Percentage of 16S rRNA pyrosequencing reads assigned to (a) phylum and (b) genus levels was used as the ‘species data’ for RDA and CCA analyses, respectively. Correlations between environmental variables (marked by red triangles; site: vent and pool; material type: Al, PVC and PS; and orientation: in and out) and the first two canonical axes are represented by the length and angle of the blue triangles (environmental factor vectors). Biofilm samples were denoted with open circles. Forward selection with Monte Carlo permutation tests was applied to build the parsimonious model, which identified site as the major influential factor significantly contributing to the variations in the biofilm microbial communities. At the genus level, the lower axis minimum fit was set to the variance explained by the first axis to identify genera which were affected most severely in the model.

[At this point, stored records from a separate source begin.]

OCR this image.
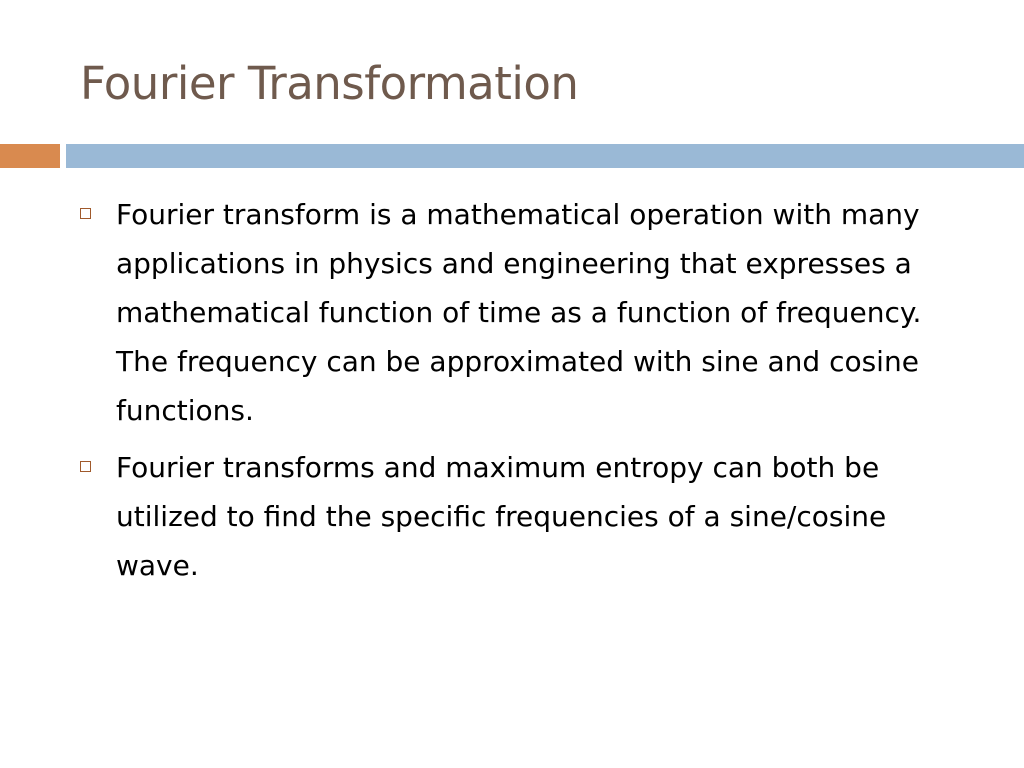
Fourier Transformation
Fourier transform is a mathematical operation with many applications in physics and engineering that expresses a mathematical function of time as a function of frequency.  The frequency can be approximated with sine and cosine functions.
Fourier transforms and maximum entropy can both be utilized to find the specific frequencies of a sine/cosine wave.
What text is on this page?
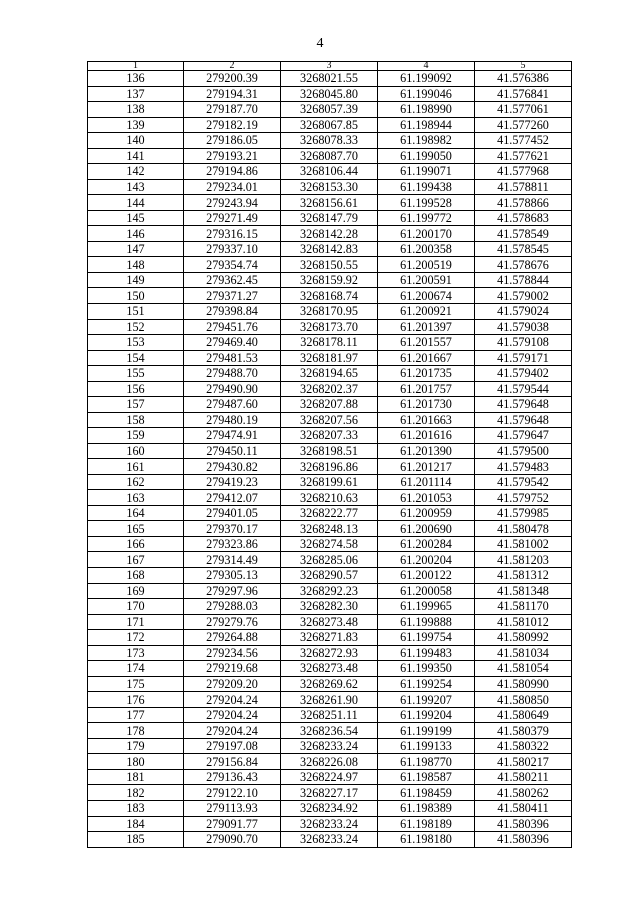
4
1	2	3	4	5
136	279200.39	3268021.55	61.199092	41.576386
137	279194.31	3268045.80	61.199046	41.576841
138	279187.70	3268057.39	61.198990	41.577061
139	279182.19	3268067.85	61.198944	41.577260
140	279186.05	3268078.33	61.198982	41.577452
141	279193.21	3268087.70	61.199050	41.577621
142	279194.86	3268106.44	61.199071	41.577968
143	279234.01	3268153.30	61.199438	41.578811
144	279243.94	3268156.61	61.199528	41.578866
145	279271.49	3268147.79	61.199772	41.578683
146	279316.15	3268142.28	61.200170	41.578549
147	279337.10	3268142.83	61.200358	41.578545
148	279354.74	3268150.55	61.200519	41.578676
149	279362.45	3268159.92	61.200591	41.578844
150	279371.27	3268168.74	61.200674	41.579002
151	279398.84	3268170.95	61.200921	41.579024
152	279451.76	3268173.70	61.201397	41.579038
153	279469.40	3268178.11	61.201557	41.579108
154	279481.53	3268181.97	61.201667	41.579171
155	279488.70	3268194.65	61.201735	41.579402
156	279490.90	3268202.37	61.201757	41.579544
157	279487.60	3268207.88	61.201730	41.579648
158	279480.19	3268207.56	61.201663	41.579648
159	279474.91	3268207.33	61.201616	41.579647
160	279450.11	3268198.51	61.201390	41.579500
161	279430.82	3268196.86	61.201217	41.579483
162	279419.23	3268199.61	61.201114	41.579542
163	279412.07	3268210.63	61.201053	41.579752
164	279401.05	3268222.77	61.200959	41.579985
165	279370.17	3268248.13	61.200690	41.580478
166	279323.86	3268274.58	61.200284	41.581002
167	279314.49	3268285.06	61.200204	41.581203
168	279305.13	3268290.57	61.200122	41.581312
169	279297.96	3268292.23	61.200058	41.581348
170	279288.03	3268282.30	61.199965	41.581170
171	279279.76	3268273.48	61.199888	41.581012
172	279264.88	3268271.83	61.199754	41.580992
173	279234.56	3268272.93	61.199483	41.581034
174	279219.68	3268273.48	61.199350	41.581054
175	279209.20	3268269.62	61.199254	41.580990
176	279204.24	3268261.90	61.199207	41.580850
177	279204.24	3268251.11	61.199204	41.580649
178	279204.24	3268236.54	61.199199	41.580379
179	279197.08	3268233.24	61.199133	41.580322
180	279156.84	3268226.08	61.198770	41.580217
181	279136.43	3268224.97	61.198587	41.580211
182	279122.10	3268227.17	61.198459	41.580262
183	279113.93	3268234.92	61.198389	41.580411
184	279091.77	3268233.24	61.198189	41.580396
185	279090.70	3268233.24	61.198180	41.580396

Figure 4. Percentage of 16S rRNA gene pyrosequencing reads assigned to different groups of sulfate-reducing (SRB) and sulfur-oxidizing (SOB) bacteria in different biofilms.

Inset shows the abundance of total SRB and SOB. Taxonomic classification was based on comparison of sequences within the SILVA database.

Figure 5. Phylogenetic trees based on sequences of dsrB gene obtained from the BP-biofilm and SW samples, respectively.

The trees were constructed using Neighbor-Joining method. Bootstrap values of > 50% based on 500 resamplings are indicated by numbers at nodes. Each clone sequence (OTU) is represented by sample ID followed by clone number in bold. Number in bracket indicates number of clones assigned to the same OTU. Reference sequence is represented by strain name followed by accession number in parenthesis. The isolation source of the reference clone sequence is indicated by a superscript of ‘W’ for water, ‘S’ for sediment, and ‘E’ for environmental sample.